Oral U

Closing the dental health gap

It wasn’t like we didn’t get the memo about the gap in oral healthcare in America. As far back as the Surgeon General’s report 15 years ago, we knew that quality, affordable, and accessible oral health is acutely disaggregated – read as, if you live in a middle class or high end suburban neighborhood, quality dental care is readily available when compared to neighborhoods in poor urban areas and especially for rural, place bound populations across the Nation.

Indeed, we learned from former President of the American Dental Association, Robert A. Faiella D.M.D., that there continues to be “a gap between those with good dental health and those without. Its causes are varied and complex and it will only get worse without a comprehensive set of solutions”.

Even the Federal Reserve has taken serious note of the looming public health problem – concluding in its Report on Well-Being of U.S. Households that a quarter of people surveyed did not go through with needed dental procedures or appointments because of the expense. We gleaned from a 2012 U.S. Senate Report entitled “Dental Crisis in America” that the oral health gap has led to 164 million missed work hours; 51 million hours of absences from school; poor nutrition; and a decline in overall well-being.

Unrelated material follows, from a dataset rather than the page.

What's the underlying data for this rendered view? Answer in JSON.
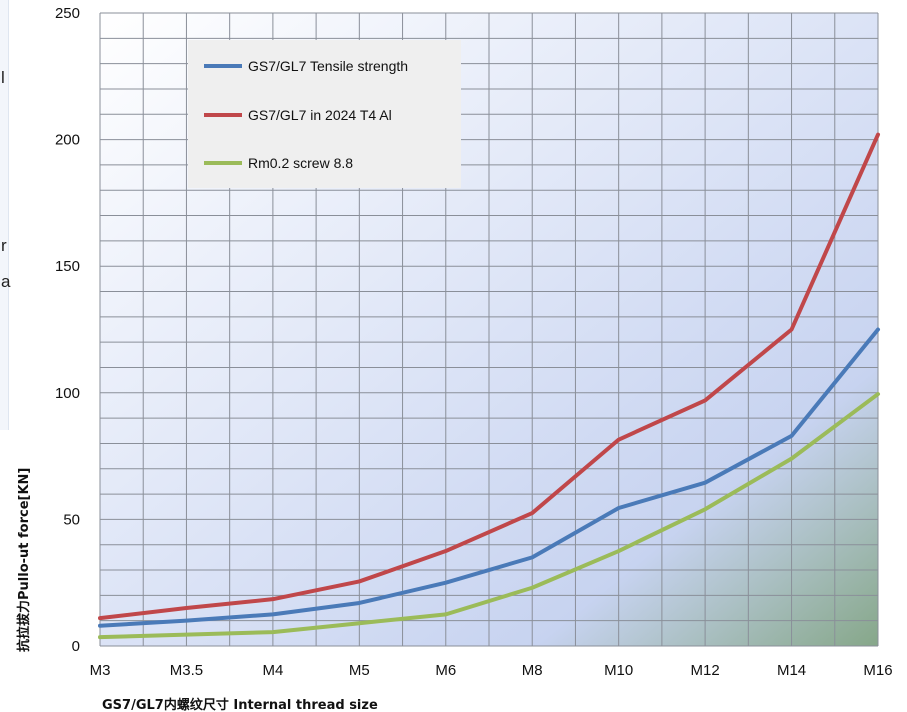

In 2010, the American Dental Association cited that 181 million Americans did not visit a dentist which is over half of the U.S. population.

For its part, dentists and their higher ed counterparts have increased the function of other career professionals in the oral health brain chain to serve as many people as possible – read as, dental assistants and dental hygienists. Already, a number of states have by legislation or regulation broadened the permissible functions of dental assistants and dental hygienists under the direct supervision of dentists.

Problematically, the preponderance of dental schools and dental assistant and hygiene programs are located in or near metropolitan areas or collegetowns with shifting demographics. In response to this unmet need, the University of New England opened its College of Dental Medicine in 2013 to help serve rural communities in Maine. We learned from UNE Provost, James J. Koelbl D.D.S., about the College’s mission – “if we can create a dental program in Maine and recruit from rural areas, especially Maine, New Hampshire and Vermont, train them locally, get them into clinics in their fourth year, we can increase chance of them practicing here”. Clearly, UNE has set out on a bold path to close the oral health gap in the place bound communities that need it most in the northern tier of New England.

Significantly, schools offering dentistry, dental hygiene, and dental assistance have large waiting lists of qualified students. This is due in part to the fact that over the next five to ten years employment growth rates are expected to rise 12.5% for dental assistants and 19.9% for dental hygienists according to the Bureau of Labor Statistics. That said, without adding capacity to the American dental health education system, the gap is likely to continue growing beyond supply in the years ahead.

With this background in mind, we reached out to Dr. Tushar Patel D.M.D., a scholar practitioner and clinical expert, whose practice is centered in Fall River – an industrial gateway city on the south coast of Massachusetts. What we learned from Dr. Patel is that there are new opportunities for expanding community dental clinics through mission complementary partnerships with programs of dental hygiene and dental assisting typically available at community and technical colleges and secondary schools throughout the United States. Through the Akshar Dental Education Network, Dr. Patel is linking higher ed institutions with community based dental clinic programs to better serve the oral health needs of Southeastern Massachusetts.

On the opposite coast, the Herman Ostrow School of Dentistry at the University of Southern California helps serve urban areas that are in need of oral health solutions by using a mobile dental unit. Uniquely, aspiring USC dental students travel throughout California providing free dental health education and preventative care.

What this all means nationwide is that both the public and independent sectors of higher education need to consider their role in closing the oral health gap through community-based, preventive oral health education and on a near-term basis, increasing capacity for producing well educated and well trained dentists, dental hygienists, and dental assistants.

—James Martin and James E. Samels, Future Shock columnists, are authors of The Provost’s Handbook: The Role of the Chief Academic Officer (Johns Hopkins University Press, 2015). Martin is a professor of English at Mount Ida College (Mass.) and Samels is president and CEO of The Education Alliance.